Wednesday, November 24, 2021, 11:51 AM
At the XVII SEEDO Congress, special emphasis was placed on “the need to make patients aware that obesity is a disease, and that training can help them avoid relapses in the long term.” Dr. Javier Butragueo, pointed out that “the combination of pharmacology and exercise would have a positive effect on the loss of fat weight”.
A paradigm shift is required in the care of people with obesity, the main challenge being to ensure the maintenance of their autonomy with age, quality of life and prevention of weight gain. In this context, physical exercise plays an essential role and, therefore, it is essential to have up-to-date practical recommendations on the type of physical activity to be carried out in the treatment of overweight and obesity, all within specialized medical units and in Primary Care, and with the close collaboration of sports centers.
In the opinion of Dr. Javier Butragueo de la Obesity Management School (Madrid), “the identification of the mechanisms that mediate the adaptive response to exercise could discover molecular targets that guide the design of new drugs to better treat chronic diseases”.
For his part, Dr. Csar Bustos Martn, founder of “There are no excuses and pronaf”, and member of the SEEDO, provides an essential key to achieve the best results in the majority of overweight and obese patients. In his opinion, “training programs must be attractive, appropriate to consumer expectations, flexible for use in real life, and affordable and profitable for health services,” says this expert, who recalled that ” weight, it’s a life-long process, not a short-term goal “; in addition, it emphasizes that asking and evaluating, advising, assisting and organizing are essential premises to achieve success in a weight loss program “.
According to the latest publications on training and obesity management, to preserve muscle mass during weight loss, an exercise training program based on lower body strength and higher at a moderate-high intensity is recommended.
Likewise, it was confirmed that interventions that combine high intensity aerobic exercises and exercises with high loads produce beneficial effects that are superior to any other modality in reducing abdominal adiposity, improving muscle tone and increasing cardiorespiratory capacity.
To improve insulin sensitivity and increase cardiorespiratory capacity, cardiovascular resistance training, strength training, or a combination of both may be recommended; Even if the obese person is physically fit, they may still be able to do high intensity interval training (after a thorough cardiovascular risk assessment and under supervision).
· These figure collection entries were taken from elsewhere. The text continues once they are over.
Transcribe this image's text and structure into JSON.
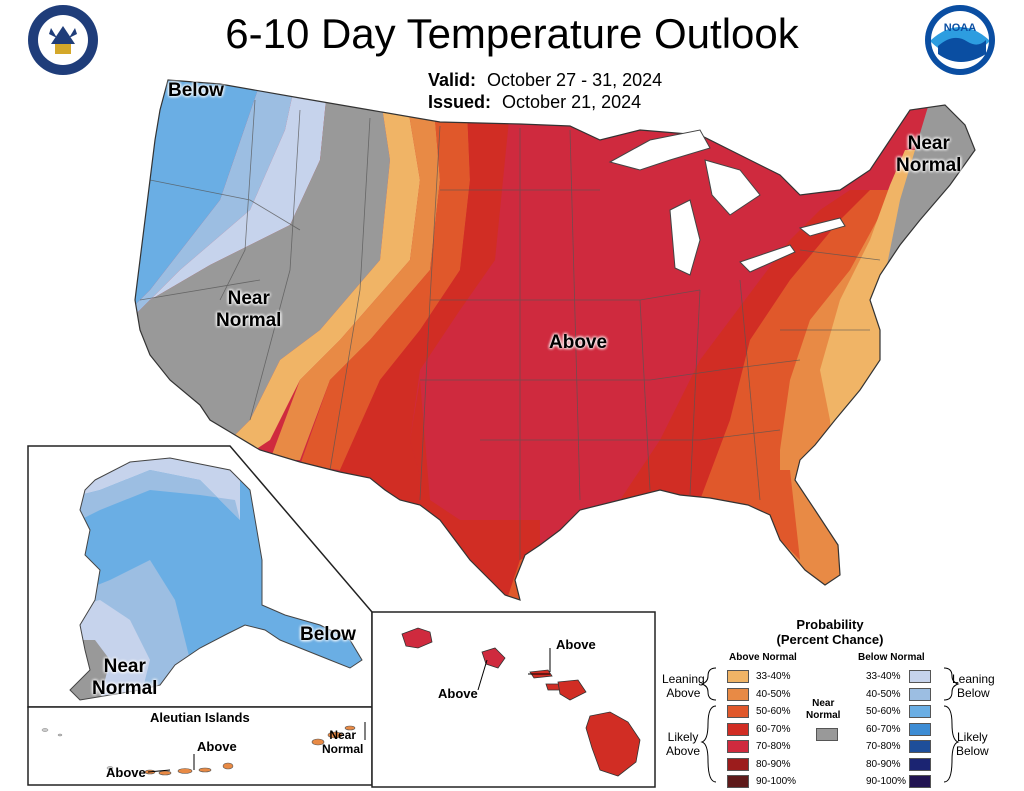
{
  "title": "6-10 Day Temperature Outlook",
  "valid": {
    "label": "Valid:",
    "value": "October 27 - 31, 2024"
  },
  "issued": {
    "label": "Issued:",
    "value": "October 21, 2024"
  },
  "logos": {
    "left": "department-of-commerce-seal",
    "right": "noaa-logo",
    "noaa_text": "NOAA"
  },
  "conus_labels": {
    "below": "Below",
    "near_normal_west": [
      "Near",
      "Normal"
    ],
    "above": "Above",
    "near_normal_ne": [
      "Near",
      "Normal"
    ]
  },
  "alaska_labels": {
    "below": "Below",
    "near_normal": [
      "Near",
      "Normal"
    ]
  },
  "aleutian": {
    "title": "Aleutian Islands",
    "above_1": "Above",
    "above_2": "Above",
    "near_normal": [
      "Near",
      "Normal"
    ]
  },
  "hawaii_labels": {
    "above_1": "Above",
    "above_2": "Above"
  },
  "legend": {
    "title": [
      "Probability",
      "(Percent Chance)"
    ],
    "above_header": "Above Normal",
    "below_header": "Below Normal",
    "near_label": [
      "Near",
      "Normal"
    ],
    "leaning_above": [
      "Leaning",
      "Above"
    ],
    "likely_above": [
      "Likely",
      "Above"
    ],
    "leaning_below": [
      "Leaning",
      "Below"
    ],
    "likely_below": [
      "Likely",
      "Below"
    ],
    "above_bins": [
      {
        "range": "33-40%",
        "color": "#F0B466"
      },
      {
        "range": "40-50%",
        "color": "#E88A45"
      },
      {
        "range": "50-60%",
        "color": "#E0582B"
      },
      {
        "range": "60-70%",
        "color": "#D12D24"
      },
      {
        "range": "70-80%",
        "color": "#CF2A3E"
      },
      {
        "range": "80-90%",
        "color": "#9C1C1C"
      },
      {
        "range": "90-100%",
        "color": "#5E1A1A"
      }
    ],
    "below_bins": [
      {
        "range": "33-40%",
        "color": "#C6D3EC"
      },
      {
        "range": "40-50%",
        "color": "#9CBEE2"
      },
      {
        "range": "50-60%",
        "color": "#6AAEE4"
      },
      {
        "range": "60-70%",
        "color": "#3D8CD4"
      },
      {
        "range": "70-80%",
        "color": "#1E4E9A"
      },
      {
        "range": "80-90%",
        "color": "#1B2472"
      },
      {
        "range": "90-100%",
        "color": "#221452"
      }
    ],
    "near_color": "#999999"
  }
}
In this sense, Csar Bustos indicates that “we already have solid evidence that shows how the improvement in cardiorespiratory capacity in the long term neutralizes the adverse effects of increased adiposity as well as cardiovascular risk factors”.
As demonstrated in this scientific session, good muscle capacity is capable of regulating glucose metabolism and insulin resistance in people with type II diabetes and obesity. As Javier Butragueo detailed, “exercise is used to generate a response at a metabolic, immune and structural level; we should not only stay with energy expenditure, since it would be a mistake and we would underestimate the role that muscle has in health and disease. “.
Skeletal muscle comprises approximately 40% of the total human body mass in a healthy weight individual. Together, the skeletal muscle and the heart account for almost 30% of the energy consumption at rest and almost 100% of the increase in energy consumption during exercise. Skeletal muscle maintenance is a dynamic process: it is constantly repaired and regenerated; however, the regenerative capacity of the skeletal muscle decreases in obesity.
The problem in adults with obesity is not sarcopenia (loss of mass, strength and function of the muscles) but dinapenia (loss of the ability to generate force) and, for this reason, “it is essential to focus on improving the metabolic component and structural of the muscle “, indicates the coordinator of the GT of Exercise of SEEDO. The latest research in exercise has shown that it is possible to improve functional capacity even with more than 80 years, showing that it is never too late to improve and add quality to the years of life.
Another aspect to assess is that the different exercise modalities can interact with the circadian rhythm, which can modulate their metabolic effects. In the words of Dr. Butragueo, “optimizing the schedule of exercise sessions could help existing therapeutic interventions for the treatment of metabolic diseases.”
Currently, there are changes in the strength training recommendations on the breaks between sets, the volume or intensity at which a person with obesity should train, and even the number of days necessary to achieve improvements at the metabolic level. However, as Dr. Javier Butragueo pointed out, “these recommendations are forgotten if they are not assumed by the population; in this sense, sports centers and their professionals are the most important resources available to citizens to achieve their goals. related to the creation and maintenance of an active and healthy lifestyle, with weight loss being one of the most important objectives “.
The researchers advocated including the prescription of physical exercise in medical treatments; However, Butragueo indicated that “the reality is that spaces and specialists are needed who can carry out this work, so gyms must adapt to this context and form part of the ecosystem of services that favors a healthier and healthier society. “.
Furthermore, as Csar Bustos stressed, “the exercise strategy selected in overweight and / or obese subjects, with the aim of improving the levels of health and body composition related to exercise, should be evaluated by professionals specialized in Health Sciences. Physical Activity and Sports, while the nutritional and eating strategy must fall to a dietitian-nutritionist “.